CONCLUSION AND ORDER
For the foregoing reasons, the Court concludes that the Sentencing Re[1515]*1515form Act of 1984 and Guidelines promulgated thereunder are unconstitutional because they violate both the doctrine of separation of powers and defendants’ Fifth Amendment right of due process.11
Now, therefore, this matter having come on for a special en banc hearing before the members of this Court on April 18, 1988; and the Court having fully considered the pleadings and papers submitted by counsel for defendants, the Department of Justice and the United States Sentencing Commission, as amicus curiae, including the points and authorities submitted in support of and in opposition to the motions; and the arguments made by the parties and the Commission at the hearing; and good cause appearing:
IT IS HEREBY ORDERED, ADJUDGED AND DECREED AS FOLLOWS:
1. The Sentencing Reform Act of 1984 and the Guidelines promulgated pursuant to the Act are hereby declared unconstitutional and invalid in these cases before the en banc panel of the Court;
2. This decision is binding upon the members of this Court in all relevant cases unless and until we receive a contrary ruling from the Ninth Circuit or the Supreme Court.

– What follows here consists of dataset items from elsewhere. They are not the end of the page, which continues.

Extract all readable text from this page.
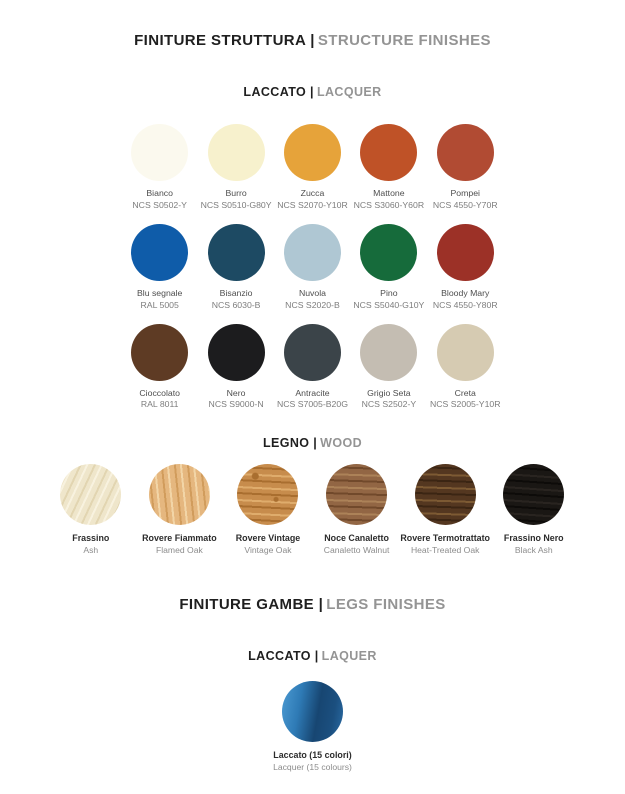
FINITURE STRUTTURA | STRUCTURE FINISHES
LACCATO | LACQUER
Bianco
NCS S0502-Y
Burro
NCS S0510-G80Y
Zucca
NCS S2070-Y10R
Mattone
NCS S3060-Y60R
Pompei
NCS 4550-Y70R
Blu segnale
RAL 5005
Bisanzio
NCS 6030-B
Nuvola
NCS S2020-B
Pino
NCS S5040-G10Y
Bloody Mary
NCS 4550-Y80R
Cioccolato
RAL 8011
Nero
NCS S9000-N
Antracite
NCS S7005-B20G
Grigio Seta
NCS S2502-Y
Creta
NCS S2005-Y10R
LEGNO | WOOD
Frassino
Ash
Rovere Fiammato
Flamed Oak
Rovere Vintage
Vintage Oak
Noce Canaletto
Canaletto Walnut
Rovere Termotrattato
Heat-Treated Oak
Frassino Nero
Black Ash
FINITURE GAMBE | LEGS FINISHES
LACCATO | LAQUER
Laccato (15 colori)
Lacquer (15 colours)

3. It is further ordered that this decision and order is certified for such immediate appeal or writ as is available under Federal statutes and appellate procedure, particularly 28 U.S.C. §§ 1252, 1254(1), 1292, and 2101(e); and Rule 18 of the Supreme Court Rules; and in this connection the Court is of the opinion that this decision and order involves a controlling question of law as to which there is substantial ground for difference of opinion and that an immediate appeal from the decision and order may materially advance the ultimate termination of litigation; and further, the Court believes that this case is “ ... of such imperative public importance as to justify the deviation from normal appellate practice and to require immediate settlement in this [Supreme] Court.”
REAL, C.J., and TAKASUGI, PFAELZER, HATTER, MARSHALL, GADBOIS, RAE, IDEMAN, LETTS, TEVRIZIAN, DAVIES and LEW, District Judges, and KELLEHER, Senior District Judge, concur.